Original post by beccac94

What 40??? On the mark scheme I have you times it by 34 which is the mr of H2O2

you also have to time by 40 to go from 25cm3 to 1dm3

Reply 3268

_HabibaH_

Original post by Brad0440

You would need to put an actual salt of hexylresorcinal to get the mark, so for example, one of the OH groups could become O-Na+ (or something like that). I think that's what the question is looking for.

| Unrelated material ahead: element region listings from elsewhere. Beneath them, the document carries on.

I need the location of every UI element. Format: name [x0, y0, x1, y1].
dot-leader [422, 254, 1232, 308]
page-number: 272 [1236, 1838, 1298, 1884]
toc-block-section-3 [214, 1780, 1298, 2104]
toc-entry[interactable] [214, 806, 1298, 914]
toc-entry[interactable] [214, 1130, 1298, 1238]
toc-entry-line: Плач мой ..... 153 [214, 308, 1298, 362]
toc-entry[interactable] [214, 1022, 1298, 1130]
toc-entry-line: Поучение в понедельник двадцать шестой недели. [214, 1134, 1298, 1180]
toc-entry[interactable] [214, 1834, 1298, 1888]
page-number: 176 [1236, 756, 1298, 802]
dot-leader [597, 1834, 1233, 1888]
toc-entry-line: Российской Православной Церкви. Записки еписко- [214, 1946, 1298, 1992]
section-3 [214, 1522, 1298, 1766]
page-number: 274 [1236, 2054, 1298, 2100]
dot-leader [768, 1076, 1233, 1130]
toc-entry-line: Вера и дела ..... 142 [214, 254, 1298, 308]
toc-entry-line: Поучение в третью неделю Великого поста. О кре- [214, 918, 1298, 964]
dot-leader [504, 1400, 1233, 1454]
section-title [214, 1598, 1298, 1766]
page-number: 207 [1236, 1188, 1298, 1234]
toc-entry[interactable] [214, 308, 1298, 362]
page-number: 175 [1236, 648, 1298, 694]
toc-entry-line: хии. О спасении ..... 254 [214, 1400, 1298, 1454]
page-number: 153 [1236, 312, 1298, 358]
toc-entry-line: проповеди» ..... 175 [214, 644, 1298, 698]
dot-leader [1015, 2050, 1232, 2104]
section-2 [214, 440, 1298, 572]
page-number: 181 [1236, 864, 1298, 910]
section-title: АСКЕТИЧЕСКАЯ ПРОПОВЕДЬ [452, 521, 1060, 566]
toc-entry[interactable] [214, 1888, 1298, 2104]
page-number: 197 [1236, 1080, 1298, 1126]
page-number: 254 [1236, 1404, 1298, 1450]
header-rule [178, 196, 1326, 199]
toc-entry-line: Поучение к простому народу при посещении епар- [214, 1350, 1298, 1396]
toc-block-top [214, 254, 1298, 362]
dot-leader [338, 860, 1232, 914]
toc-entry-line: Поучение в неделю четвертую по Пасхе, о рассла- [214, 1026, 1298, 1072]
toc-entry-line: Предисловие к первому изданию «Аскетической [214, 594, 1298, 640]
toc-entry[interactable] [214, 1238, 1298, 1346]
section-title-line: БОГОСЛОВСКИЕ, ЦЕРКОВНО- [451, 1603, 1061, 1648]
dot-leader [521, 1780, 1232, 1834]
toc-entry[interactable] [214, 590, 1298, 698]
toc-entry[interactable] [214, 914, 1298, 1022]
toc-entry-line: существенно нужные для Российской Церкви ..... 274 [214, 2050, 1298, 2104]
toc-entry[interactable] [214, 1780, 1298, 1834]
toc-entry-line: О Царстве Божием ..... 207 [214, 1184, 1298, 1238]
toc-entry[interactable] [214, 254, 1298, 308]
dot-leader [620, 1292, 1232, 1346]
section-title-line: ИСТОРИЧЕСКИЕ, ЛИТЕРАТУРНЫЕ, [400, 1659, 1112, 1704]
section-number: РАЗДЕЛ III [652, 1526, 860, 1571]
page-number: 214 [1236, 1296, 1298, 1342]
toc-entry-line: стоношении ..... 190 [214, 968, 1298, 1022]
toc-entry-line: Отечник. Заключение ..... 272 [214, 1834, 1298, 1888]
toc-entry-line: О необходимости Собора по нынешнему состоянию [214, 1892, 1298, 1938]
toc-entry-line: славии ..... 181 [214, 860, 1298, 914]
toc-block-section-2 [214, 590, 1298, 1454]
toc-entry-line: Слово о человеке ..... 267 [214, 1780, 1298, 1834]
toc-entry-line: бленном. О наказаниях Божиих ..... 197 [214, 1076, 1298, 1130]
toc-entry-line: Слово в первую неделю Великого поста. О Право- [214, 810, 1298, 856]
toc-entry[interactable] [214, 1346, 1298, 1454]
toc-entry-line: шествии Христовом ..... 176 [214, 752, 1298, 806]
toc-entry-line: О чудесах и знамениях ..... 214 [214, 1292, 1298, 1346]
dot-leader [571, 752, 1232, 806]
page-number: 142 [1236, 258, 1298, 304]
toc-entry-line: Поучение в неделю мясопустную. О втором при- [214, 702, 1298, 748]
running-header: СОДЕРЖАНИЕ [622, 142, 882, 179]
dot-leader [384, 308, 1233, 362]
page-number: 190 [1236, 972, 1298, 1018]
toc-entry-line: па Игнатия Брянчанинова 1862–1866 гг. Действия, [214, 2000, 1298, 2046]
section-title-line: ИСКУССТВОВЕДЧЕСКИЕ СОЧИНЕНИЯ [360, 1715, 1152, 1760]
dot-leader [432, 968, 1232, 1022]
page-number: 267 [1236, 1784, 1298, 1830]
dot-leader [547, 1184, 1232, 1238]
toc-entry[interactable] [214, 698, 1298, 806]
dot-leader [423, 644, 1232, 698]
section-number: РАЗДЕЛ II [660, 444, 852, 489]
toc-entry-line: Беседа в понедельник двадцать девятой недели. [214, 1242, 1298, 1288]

Okay thanks, that's fine then :smile:

Reply 3269

beccac94

Original post by A-New-Start

you also have to time by 40 to go from 25cm3 to 1dm3

I think the way the mark scheme has done it a different way :smile:

Reply 3270

eggfriedrice

Original post by A-New-Start

Who was i talking about 3I2 and I2 crap, last night?

Me xD

Reply 3271

otrivine

Original post by needtosucceed=)

yep, you have to divide by 4 to get a quarter of the rate for o2

can u show me so sorry

Reply 3272

otrivine

Original post by A-New-Start

No its the specimen paper :smile:

Reply 3273

eggfriedrice

Original post by A-New-Start

Who was i talking about 3I2 and I2 crap, last night?

Me xD

Original post by needtosucceed=)

its a 0.5: 2 ratio, so youve got the rate of hcoh which is 2 moles, so the rate of oxygen would be a quarter of it

The thing is, aren't we assuming the initial rate is for the 2 mols of HCHO?
I mean we could just as easily say the initial rate for O2 was 1x10-12 and hence the initial rate of HCHO would be four times that?

Reply 3274

needtosucceed=)

Original post by eggfriedrice

Me xD

The thing is, aren't we assuming the initial rate is for the 2 mols of HCHO?
I mean we could just as easily say the initial rate for O2 was 1x10-12 and hence the initial rate of HCHO would be four times that?

yep we are, so 2 moles of hcoh = rate of 1 x 10-12
so 1 mole of o2 would be half of that = 5 x 10^-13

so o.5 moles would be half of that again which = 2.5 x 10^-13

or you could just divide by 4 to do it all in one step